ERIC Number: ED341148
Record Type: RIE
Publication Date: 1991-Apr
Reference Count: 0
A Conceptual Understanding of Administrative Stress.
Gmelch, Walter H.
Since 1980, over 70 studies have explored the causes, responses, and consequences of administrative stress. Few studies have used physiological measures to decipher administrative reactions and consequences of stress. This document briefly traces the historical development of stress and reviews various approaches, models, and definitions used in studying stress. In an effort to integrate the various approaches to the study of stress and utilize the salient features of existing stress models, a Managerial Stress Cycle is described. Four stages of this cycle include: (1) demands or stressors; (2) perception of stressors; (3) response to perceived stressors; and (4) consequences of responses. Each stage in the cycle is moderated by a secondary filter composed of a person's personality, predisposition, and demographic considerations.
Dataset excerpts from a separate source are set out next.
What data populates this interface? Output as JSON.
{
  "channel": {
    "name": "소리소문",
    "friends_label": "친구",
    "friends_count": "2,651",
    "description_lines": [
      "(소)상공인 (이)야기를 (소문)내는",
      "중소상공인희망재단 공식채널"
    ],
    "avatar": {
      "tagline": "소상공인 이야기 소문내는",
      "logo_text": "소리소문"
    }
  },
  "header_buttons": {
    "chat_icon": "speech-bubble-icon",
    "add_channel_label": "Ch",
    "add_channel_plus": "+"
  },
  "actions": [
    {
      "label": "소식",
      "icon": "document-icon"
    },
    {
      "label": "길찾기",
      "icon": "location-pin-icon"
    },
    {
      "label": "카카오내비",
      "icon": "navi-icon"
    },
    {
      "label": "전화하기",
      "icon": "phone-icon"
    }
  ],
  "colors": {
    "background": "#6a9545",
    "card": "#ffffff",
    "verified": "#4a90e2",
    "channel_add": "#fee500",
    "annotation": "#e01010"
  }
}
The Managerial Stress Cycle attempts to provide a broad perspective from which to view stress in schools. According to the definition of stress consistent with this new stress cycle, a particular stressor can be negative or positive, depending on the manager's perception. Six models of stress are appended. (38 references) (LAP)
Publication Type: Information Analyses; Speeches/Meeting Papers
Education Level: N/A
Audience: Administrators; Practitioners
Authoring Institution: N/A
Identifiers: Administrative Stress
Note: Paper presented at the Annual Meeting of the American Educational Research Association (Chicago, IL, April 3-7, 1991).